Documentatie die wordt voorgelegd ten behoeve van een aanvraag bestaat uit de volgende bestanddelen, opgesteld in het Engels of het Frans indien de aanvraag in Canada wordt ingediend en in het Nederlands indien de aanvraag in Nederland wordt ingediend.

  • I. Het definitieve draaiboek.

  • II. Een document waaruit blijkt dat het auteursrecht op de wettige manier is verkregen.

  • III. Een kopie van het coproduktiecontract ondertekend door de twee coproducenten.

    In het contract staan vermeld:

    • 1. de titel van de coproduktie;

    • 2. de naam van de schrijver van het draaiboek, of de naam van de bewerker indien het is gebaseerd op een literaire bron;

    • 3. de naam van de regisseur (het is toegestaan een bepaling op te nemen die voorziet in diens vervanging indien nodig);

    • 4. het budget;

    • 5. het financieringsplan;

    • 6. de verdeling van de opbrengsten en de markten;

    • 7. de respectieve aandelen van de coproducenten bij over- of onderbesteding, welke aandelen in beginsel evenredig zijn aan de respectieve inbreng van de coproducenten, hoewel het aandeel van de coproducent met de kleinste inbreng in het geval van overbestedingbeperkt kan worden tot een lager percentage of tot een vast bedrag op voorwaarde dat de minimumomvang toegestaan uit hoofde van artikel IV van de Overeenkomst in acht wordt genomen.

    • 8. een bepaling waarin erkend wordt dat toewijzing van de gelden en voorzieningen uit hoofde van deze Overeenkomst de bevoegde autoriteiten van beide landen niet ertoe verbindt om vertoning in het openbaar van de coproduktie toe te staan.
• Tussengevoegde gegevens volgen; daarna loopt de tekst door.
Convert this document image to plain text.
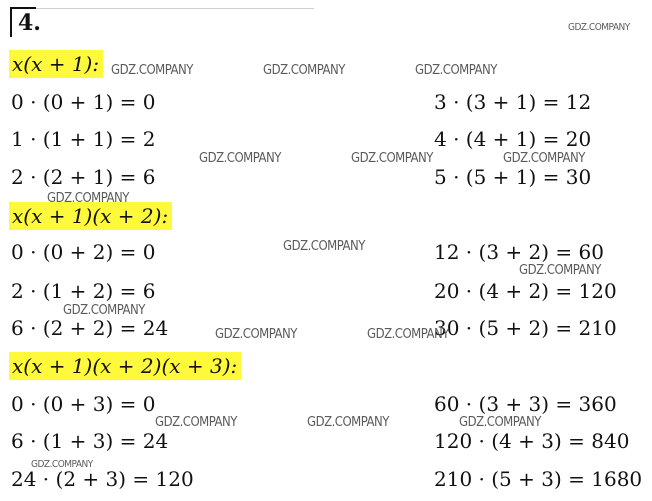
4.
x(x + 1):
0 · (0 + 1) = 0
1 · (1 + 1) = 2
2 · (2 + 1) = 6
3 · (3 + 1) = 12
4 · (4 + 1) = 20
5 · (5 + 1) = 30
x(x + 1)(x + 2):
0 · (0 + 2) = 0
2 · (1 + 2) = 6
6 · (2 + 2) = 24
12 · (3 + 2) = 60
20 · (4 + 2) = 120
30 · (5 + 2) = 210
x(x + 1)(x + 2)(x + 3):
0 · (0 + 3) = 0
6 · (1 + 3) = 24
24 · (2 + 3) = 120
60 · (3 + 3) = 360
120 · (4 + 3) = 840
210 · (5 + 3) = 1680
GDZ.COMPANY
GDZ.COMPANY	GDZ.COMPANY	GDZ.COMPANY
GDZ.COMPANY	GDZ.COMPANY	GDZ.COMPANY
GDZ.COMPANY
GDZ.COMPANY
GDZ.COMPANY
GDZ.COMPANY
GDZ.COMPANY	GDZ.COMPANY
GDZ.COMPANY	GDZ.COMPANY	GDZ.COMPANY
GDZ.COMPANY
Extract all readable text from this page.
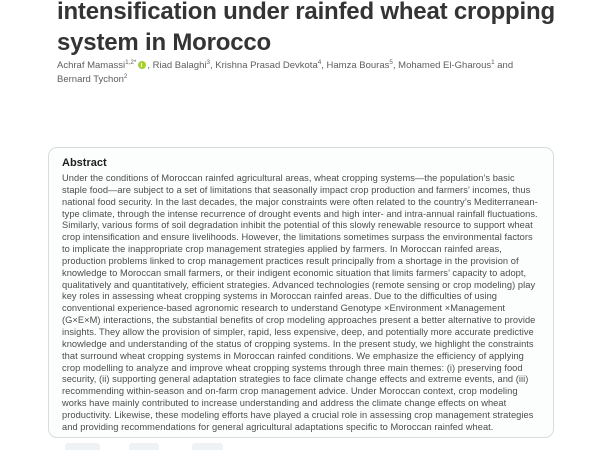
intensification under rainfed wheat cropping system in Morocco

Achraf Mamassi$^{1,2*}$ , Riad Balaghi$^3$, Krishna Prasad Devkota$^4$, Hamza Bouras$^5$, Mohamed El-Gharous$^1$ and Bernard Tychon$^2$

Abstract
Under the conditions of Moroccan rainfed agricultural areas, wheat cropping systems—the population’s basic staple food—are subject to a set of limitations that seasonally impact crop production and farmers’ incomes, thus national food security. In the last decades, the major constraints were often related to the country’s Mediterranean-type climate, through the intense recurrence of drought events and high inter- and intra-annual rainfall fluctuations. Similarly, various forms of soil degradation inhibit the potential of this slowly renewable resource to support wheat crop intensification and ensure livelihoods. However, the limitations sometimes surpass the environmental factors to implicate the inappropriate crop management strategies applied by farmers. In Moroccan rainfed areas, production problems linked to crop management practices result principally from a shortage in the provision of knowledge to Moroccan small farmers, or their indigent economic situation that limits farmers’ capacity to adopt, qualitatively and quantitatively, efficient strategies. Advanced technologies (remote sensing or crop modeling) play key roles in assessing wheat cropping systems in Moroccan rainfed areas. Due to the difficulties of using conventional experience-based agronomic research to understand Genotype ×Environment ×Management (G×E×M) interactions, the substantial benefits of crop modeling approaches present a better alternative to provide insights. They allow the provision of simpler, rapid, less expensive, deep, and potentially more accurate predictive knowledge and understanding of the status of cropping systems. In the present study, we highlight the constraints that surround wheat cropping systems in Moroccan rainfed conditions. We emphasize the efficiency of applying crop modelling to analyze and improve wheat cropping systems through three main themes: (i) preserving food security, (ii) supporting general adaptation strategies to face climate change effects and extreme events, and (iii) recommending within-season and on-farm crop management advice. Under Moroccan context, crop modeling works have mainly contributed to increase understanding and address the climate change effects on wheat productivity. Likewise, these modeling efforts have played a crucial role in assessing crop management strategies and providing recommendations for general agricultural adaptations specific to Moroccan rainfed wheat.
    • 9. een bepaling waarin de maatregelen staan voorgeschreven die genomen dienen te worden indien:

      • a) de bevoegde autoriteiten in één der beide landen, na de zaak volledig overwogen te hebben, weigeren de aangevraagde gelden en voorzieningen ter beschikking te stellen;

      • b) de bevoegde autoriteiten de vertoning van de coproduktie in één der beide landen of de uitvoer ervan naar een derde land verbieden;

      • c) één der partijen haar verplichtingen niet nakomt;

    • 10. het tijdvak waarin de opnamen dienen te beginnen;

    • 11. een bepaling houdende dat de producent met de grootste inbreng een verzekering afsluit die ten minste "alle produktierisico's" en "alle risico's betreffende de originele beeld- en geluidopnamen" dekt.
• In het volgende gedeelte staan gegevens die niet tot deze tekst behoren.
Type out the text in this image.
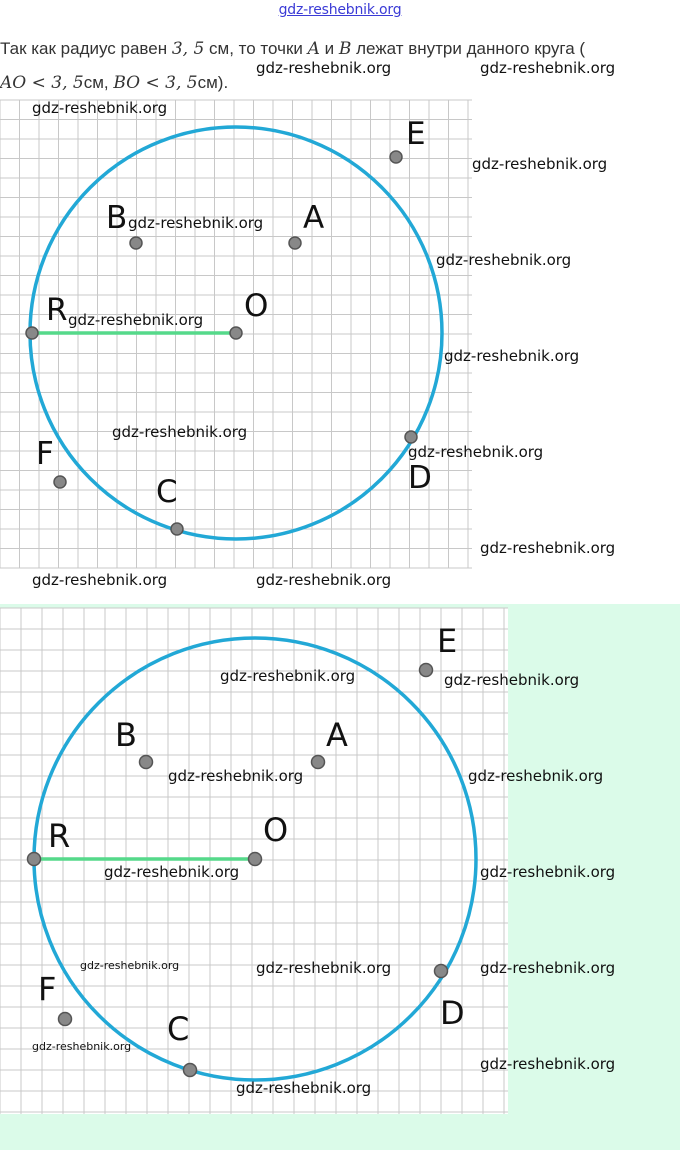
gdz-reshebnik.org
Так как радиус равен 3, 5 см, то точки A и B лежат внутри данного круга (
AO < 3, 5см, BO < 3, 5см).
E
B	A
R	O
F
D
C
E
B	A
R	O
F
D
C
gdz-reshebnik.org	gdz-reshebnik.org
gdz-reshebnik.org
gdz-reshebnik.org
gdz-reshebnik.org
gdz-reshebnik.org
gdz-reshebnik.org
gdz-reshebnik.org
gdz-reshebnik.org
gdz-reshebnik.org
gdz-reshebnik.org
gdz-reshebnik.org	gdz-reshebnik.org
gdz-reshebnik.org	gdz-reshebnik.org
gdz-reshebnik.org	gdz-reshebnik.org
gdz-reshebnik.org	gdz-reshebnik.org
gdz-reshebnik.org	gdz-reshebnik.org	gdz-reshebnik.org
gdz-reshebnik.org
gdz-reshebnik.org
gdz-reshebnik.org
  • IV. Het verspreidingscontract, indien dit reeds is ondertekend.

  • V. Een lijst van het creatieve en technische personeel waarop hun nationaliteit aangegeven staat, en in het geval van de acteurs, welke rol zij spelen.
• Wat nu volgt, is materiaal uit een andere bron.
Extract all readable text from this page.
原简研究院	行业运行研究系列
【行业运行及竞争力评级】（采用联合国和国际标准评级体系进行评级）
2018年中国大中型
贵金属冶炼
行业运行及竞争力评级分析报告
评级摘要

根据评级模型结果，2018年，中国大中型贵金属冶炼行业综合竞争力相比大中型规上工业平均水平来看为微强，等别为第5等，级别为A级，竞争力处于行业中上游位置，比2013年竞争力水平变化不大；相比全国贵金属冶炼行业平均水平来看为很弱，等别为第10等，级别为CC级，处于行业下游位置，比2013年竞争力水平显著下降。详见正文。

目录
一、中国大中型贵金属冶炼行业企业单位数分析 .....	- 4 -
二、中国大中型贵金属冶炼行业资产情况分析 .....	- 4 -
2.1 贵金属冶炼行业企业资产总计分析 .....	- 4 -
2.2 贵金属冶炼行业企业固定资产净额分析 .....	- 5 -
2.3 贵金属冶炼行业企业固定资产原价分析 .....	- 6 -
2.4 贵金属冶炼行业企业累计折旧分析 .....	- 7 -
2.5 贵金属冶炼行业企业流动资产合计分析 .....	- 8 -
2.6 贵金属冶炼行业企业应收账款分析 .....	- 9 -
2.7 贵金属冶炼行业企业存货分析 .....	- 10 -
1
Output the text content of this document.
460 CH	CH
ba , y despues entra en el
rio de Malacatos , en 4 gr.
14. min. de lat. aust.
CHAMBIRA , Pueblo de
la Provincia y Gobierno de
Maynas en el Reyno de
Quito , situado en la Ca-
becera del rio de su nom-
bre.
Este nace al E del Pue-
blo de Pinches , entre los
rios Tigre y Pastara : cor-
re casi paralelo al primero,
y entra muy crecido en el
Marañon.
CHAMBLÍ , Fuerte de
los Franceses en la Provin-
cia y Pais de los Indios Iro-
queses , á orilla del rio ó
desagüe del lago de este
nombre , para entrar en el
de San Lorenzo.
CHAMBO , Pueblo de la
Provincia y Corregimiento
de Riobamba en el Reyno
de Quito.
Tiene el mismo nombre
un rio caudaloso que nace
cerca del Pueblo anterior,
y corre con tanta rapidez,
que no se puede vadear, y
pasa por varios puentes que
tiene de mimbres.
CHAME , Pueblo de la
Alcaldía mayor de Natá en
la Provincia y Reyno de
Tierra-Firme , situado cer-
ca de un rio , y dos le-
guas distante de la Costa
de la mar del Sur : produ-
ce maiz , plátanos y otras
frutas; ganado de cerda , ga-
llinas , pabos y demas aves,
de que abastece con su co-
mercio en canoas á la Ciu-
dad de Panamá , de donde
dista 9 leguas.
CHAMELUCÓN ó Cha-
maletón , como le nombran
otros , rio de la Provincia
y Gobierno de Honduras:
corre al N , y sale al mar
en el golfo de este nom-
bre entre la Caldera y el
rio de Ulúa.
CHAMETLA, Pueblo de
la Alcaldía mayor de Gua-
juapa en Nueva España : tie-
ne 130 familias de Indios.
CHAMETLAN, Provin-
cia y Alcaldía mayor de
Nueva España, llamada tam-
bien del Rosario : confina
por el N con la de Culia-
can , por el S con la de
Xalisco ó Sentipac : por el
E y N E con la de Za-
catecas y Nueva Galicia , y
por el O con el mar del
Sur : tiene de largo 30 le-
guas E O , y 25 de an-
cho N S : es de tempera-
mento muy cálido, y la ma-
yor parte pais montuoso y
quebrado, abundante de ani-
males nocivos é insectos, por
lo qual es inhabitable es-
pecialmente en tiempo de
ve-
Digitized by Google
  • VI. Het produktieschema.

  • VII. Het gedetailleerde budget met nadere aanduiding van de uitgaven voor elk land.

  • VIII. Een synopsis.

De bevoegde autoriteiten van beide landen kunnen vragen om andere documenten en alle overige noodzakelijk geachte aanvullende gegevens.

In beginsel dient het definitieve draaiboek (met inbegrip van de dialoog) te worden voorgelegd aan de bevoegde autoriteiten voordat met de opnamen wordt begonnen.

Wijzigingen, met inbegrip van de vervanging van een coproducent, kunnen worden aangebracht in het originele contract maar moeten ter goedkeuring worden voorgelegd aan de bevoegde autoriteiten van beide landen voordat de coproduktie is voltooid. De vervanging van een coproducent kan slechts in uitzonderlijke gevallen worden toegestaan en om redenen die beide bevoegde autoriteiten voldoende achten.

De bevoegde autoriteiten zullen elkaar op de hoogte houden van hun beslissingen.